Post-Socialist City and Its Negative Casts
Venue: 37 Bedford Square, 1st Floor, Front Room.
This lecture will compare cities from two communist countries which at first glance, could be seen as the exact opposite from one another. Ex-Yugoslavia which tends to be seen as the most open and least communist, will be juxtaposed with the most defiantly secretive and closed country in the world – North Korea.
Taking Lebbeus Woods’ Sarajevo project in 1993 which dealt with Yugoslavia’s tragic disintegration as a point of departure, we will explore the history, secrets and speculation behind some of the most intriguing architecture in ex-Yugoslavia – including numerous gigantic abstract monuments and hidden military structures.
Counter-posed will be the still officially communist figurative monuments of Pyongyang. The premise behind taking two such different regimes is that by looking at the margins, important traits of the communist architecture as a whole, could be uncovered. Pyongyang’s figurative monuments offer no ambiguity, instead we are confronted with very clear literal meaning. One of the many contradictions of its monumental architecture built on a massive scale with incredible speed, is that even when newly completed most structures appear already out-dated.
There has been a recent surge of interest in both countries lead by photographers. This lecture will seek to redress this imbalance between the large quantities of visual information, which often comes with little explanation of the meaning, history or context.
The concluding parts will seek to define further what could be behind our insatiable yearning for this type of imagery, and argue that, at least in part, it could be attributed to collective nostalgia towards more naïve, simple and innocent times. Towards times when communism appeared to function and even inspire architecture with a true social purpose and responsibility.

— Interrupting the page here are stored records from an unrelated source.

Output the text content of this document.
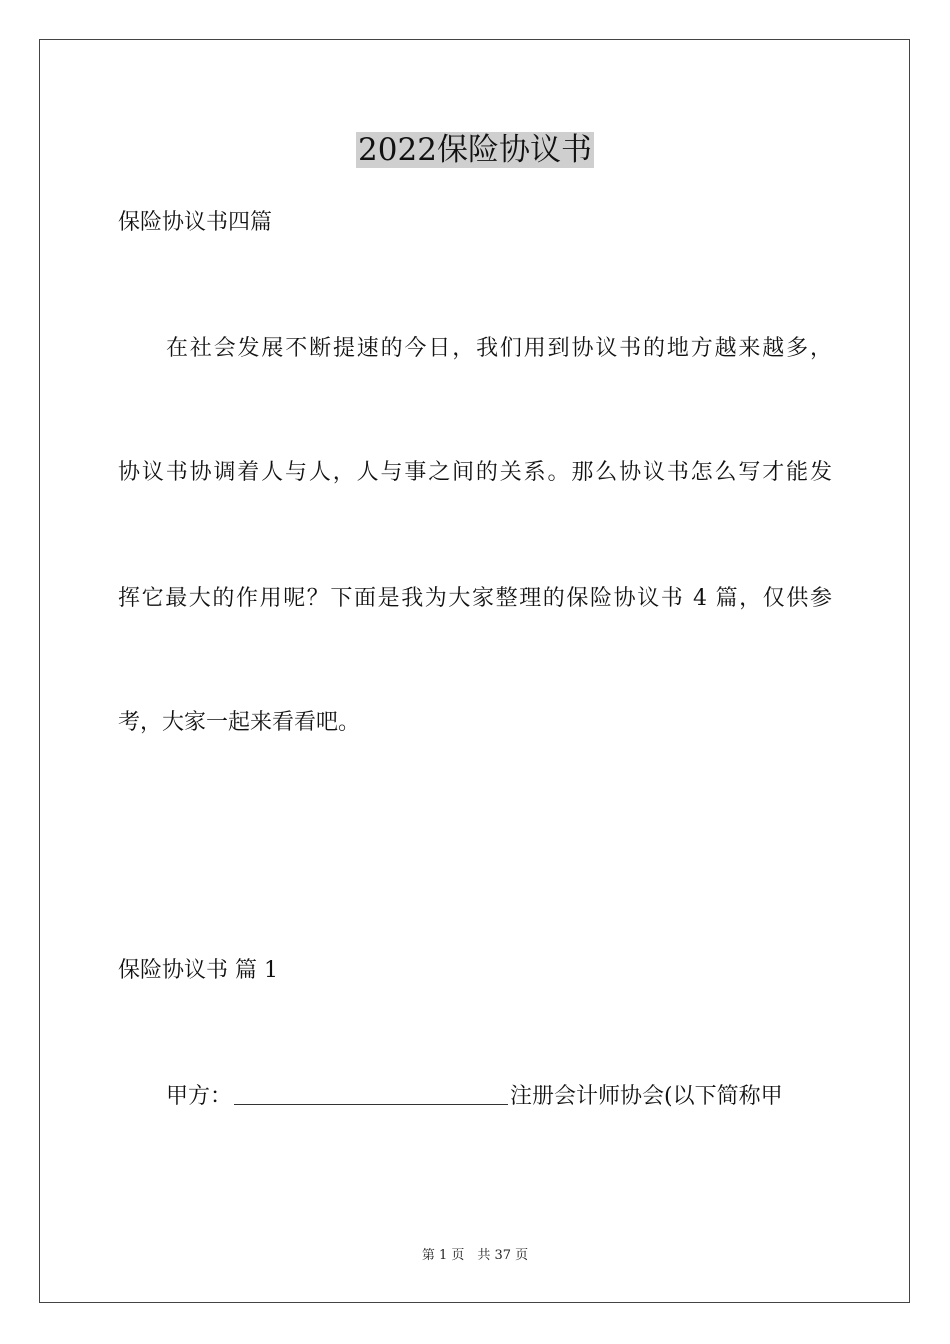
2022保险协议书
保险协议书四篇
在社会发展不断提速的今日，我们用到协议书的地方越来越多，
协议书协调着人与人，人与事之间的关系。那么协议书怎么写才能发
挥它最大的作用呢？下面是我为大家整理的保险协议书 4 篇，仅供参
考，大家一起来看看吧。
保险协议书 篇 1
甲方：	注册会计师协会(以下简称甲
第 1 页　共 37 页
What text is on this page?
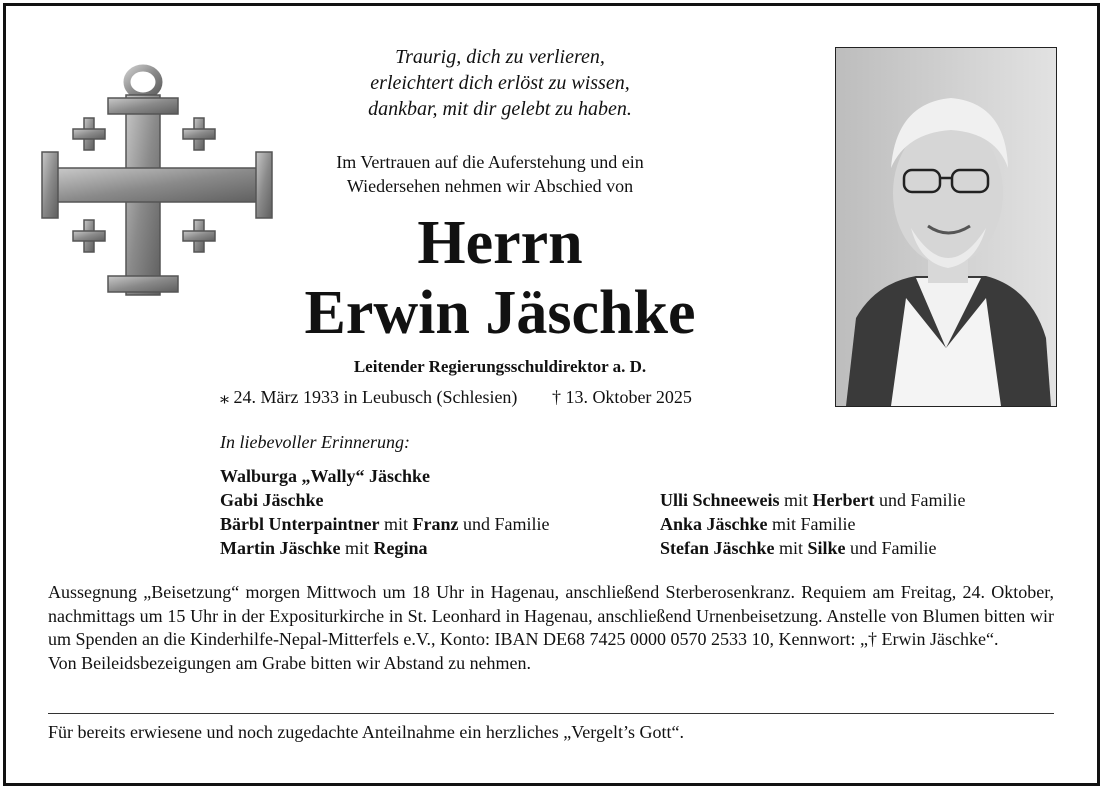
Traurig, dich zu verlieren,
erleichtert dich erlöst zu wissen,
dankbar, mit dir gelebt zu haben.
Im Vertrauen auf die Auferstehung und ein
Wiedersehen nehmen wir Abschied von
Herrn
Erwin Jäschke
Leitender Regierungsschuldirektor a. D.
⁎ 24. März 1933 in Leubusch (Schlesien) † 13. Oktober 2025
In liebevoller Erinnerung:
Walburga „Wally“ Jäschke
Gabi Jäschke
Bärbl Unterpaintner mit Franz und Familie
Martin Jäschke mit Regina
Ulli Schneeweis mit Herbert und Familie
Anka Jäschke mit Familie
Stefan Jäschke mit Silke und Familie
Aussegnung „Beisetzung“ morgen Mittwoch um 18 Uhr in Hagenau, anschließend Sterberosenkranz. Requiem am Freitag, 24. Oktober, nachmittags um 15 Uhr in der Expositurkirche in St. Leonhard in Hagenau, anschließend Urnenbeisetzung. Anstelle von Blumen bitten wir um Spenden an die Kinderhilfe-Nepal-Mitterfels e.V., Konto: IBAN DE68 7425 0000 0570 2533 10, Kennwort: „† Erwin Jäschke“.
Von Beileidsbezeigungen am Grabe bitten wir Abstand zu nehmen.
Für bereits erwiesene und noch zugedachte Anteilnahme ein herzliches „Vergelt’s Gott“.
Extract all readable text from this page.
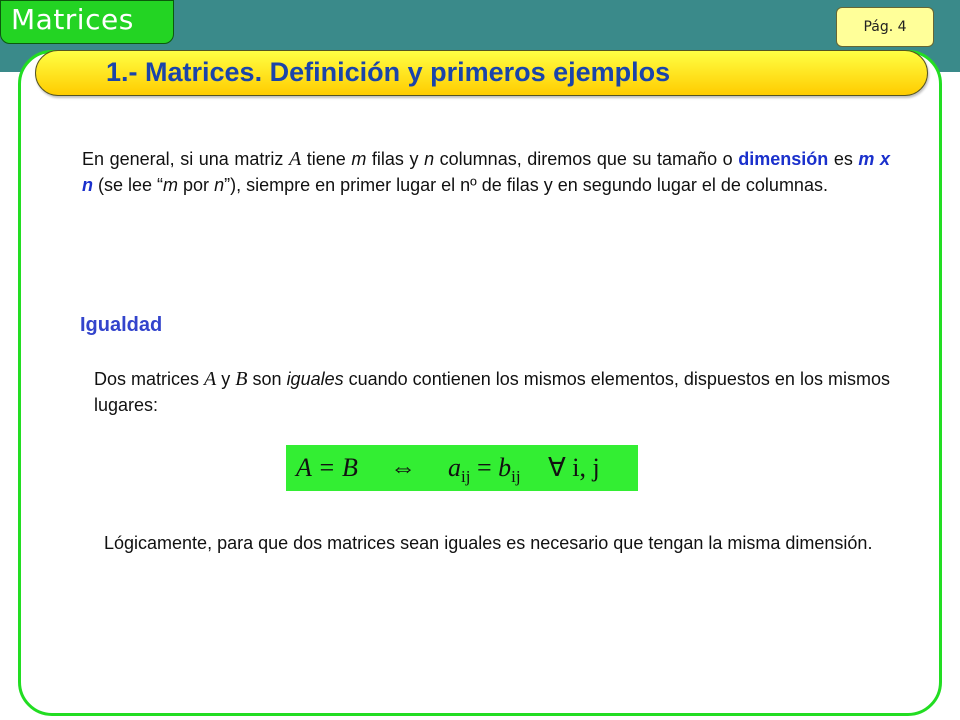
Matrices	Pág. 4
1.- Matrices. Definición y primeros ejemplos
En general, si una matriz A tiene m filas y n columnas, diremos que su tamaño o dimensión es m x n (se lee “m por n”), siempre en primer lugar el nº de filas y en segundo lugar el de columnas.
Igualdad
Dos matrices A y B son iguales cuando contienen los mismos elementos, dispuestos en los mismos lugares:
A = B ⇔ $a_{ij} = b_{ij}$ ∀ i, j
Lógicamente, para que dos matrices sean iguales es necesario que tengan la misma dimensión.
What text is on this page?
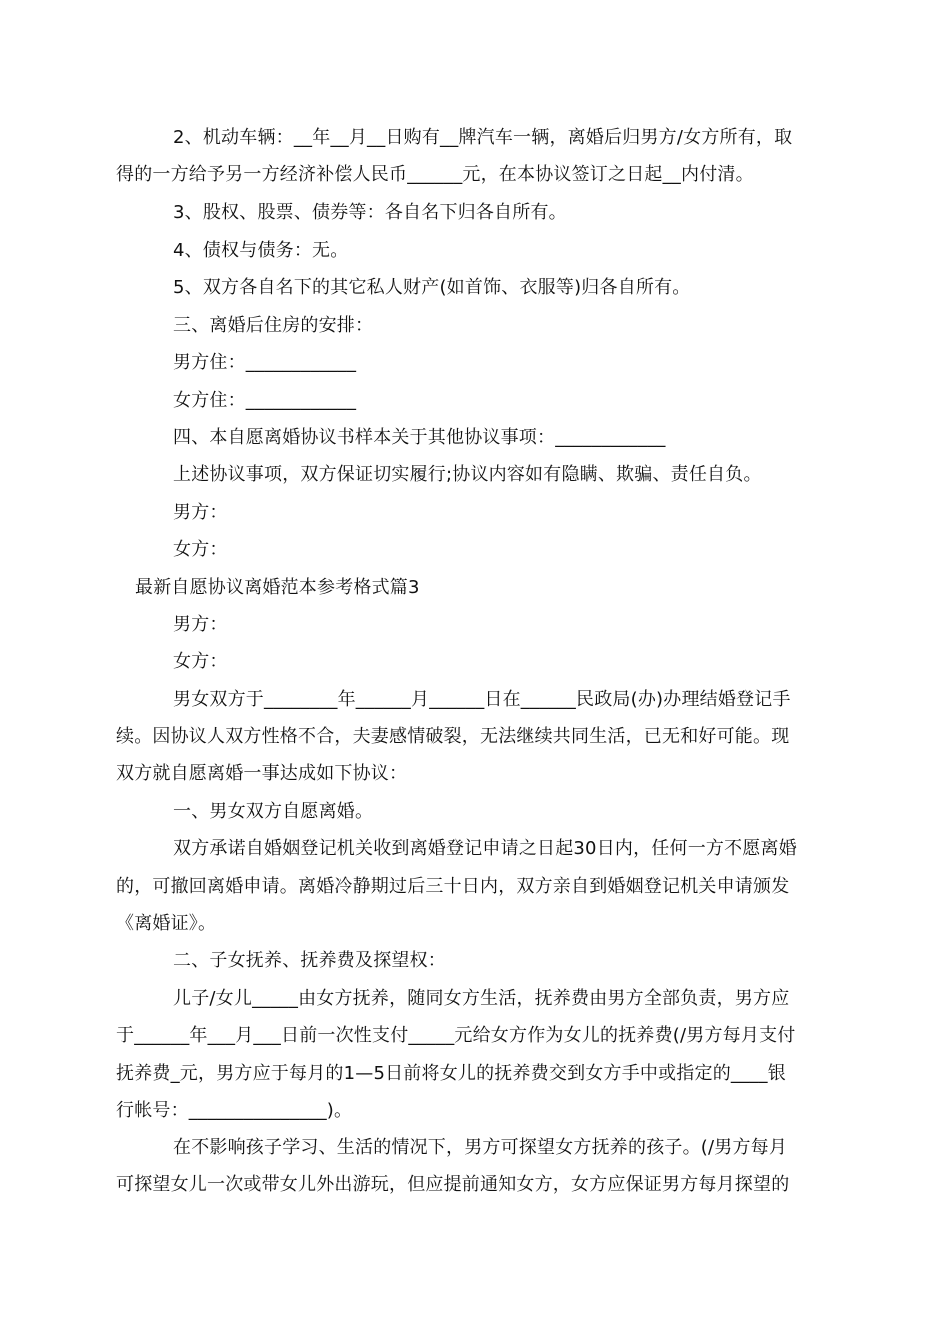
2、机动车辆：__年__月__日购有__牌汽车一辆，离婚后归男方/女方所有，取
得的一方给予另一方经济补偿人民币______元，在本协议签订之日起__内付清。
3、股权、股票、债券等：各自名下归各自所有。
4、债权与债务：无。
5、双方各自名下的其它私人财产(如首饰、衣服等)归各自所有。
三、离婚后住房的安排：
男方住：____________
女方住：____________
四、本自愿离婚协议书样本关于其他协议事项：____________
上述协议事项，双方保证切实履行;协议内容如有隐瞒、欺骗、责任自负。
男方：
女方：
最新自愿协议离婚范本参考格式篇3
男方：
女方：
男女双方于________年______月______日在______民政局(办)办理结婚登记手
续。因协议人双方性格不合，夫妻感情破裂，无法继续共同生活，已无和好可能。现
双方就自愿离婚一事达成如下协议：
一、男女双方自愿离婚。
双方承诺自婚姻登记机关收到离婚登记申请之日起30日内，任何一方不愿离婚
的，可撤回离婚申请。离婚冷静期过后三十日内，双方亲自到婚姻登记机关申请颁发
《离婚证》。
二、子女抚养、抚养费及探望权：
儿子/女儿_____由女方抚养，随同女方生活，抚养费由男方全部负责，男方应
于______年___月___日前一次性支付_____元给女方作为女儿的抚养费(/男方每月支付
抚养费_元，男方应于每月的1—5日前将女儿的抚养费交到女方手中或指定的____银
行帐号：_______________)。
在不影响孩子学习、生活的情况下，男方可探望女方抚养的孩子。(/男方每月
可探望女儿一次或带女儿外出游玩，但应提前通知女方，女方应保证男方每月探望的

Nerma Prnjavorac Cridge grew up in Sarajevo and completed her education in architecture at Birmingham, the Bartlett and the Architectural Association. Since qualifying, she worked for a number of distinguished practitioners including Thomas Heatherwick and art2architecture. Her first monograph Drawing the Unbuildable, based on her PhD thesis at the Architectural Association (supervised by dr Marina Lathouri and Mark Cousins) on the Soviet avant-garde, was published by Routledge in 2015. Nerma currently teaches at the AA as well as running her small art and design practice Drawing Agency. Forthcoming publications include Restless: Drawn by Zaha Hadid, in Routledge Companion on Women in Architecture edited by Anna Sokolina, and The Politics of Abstraction, Nerma’s second monograph.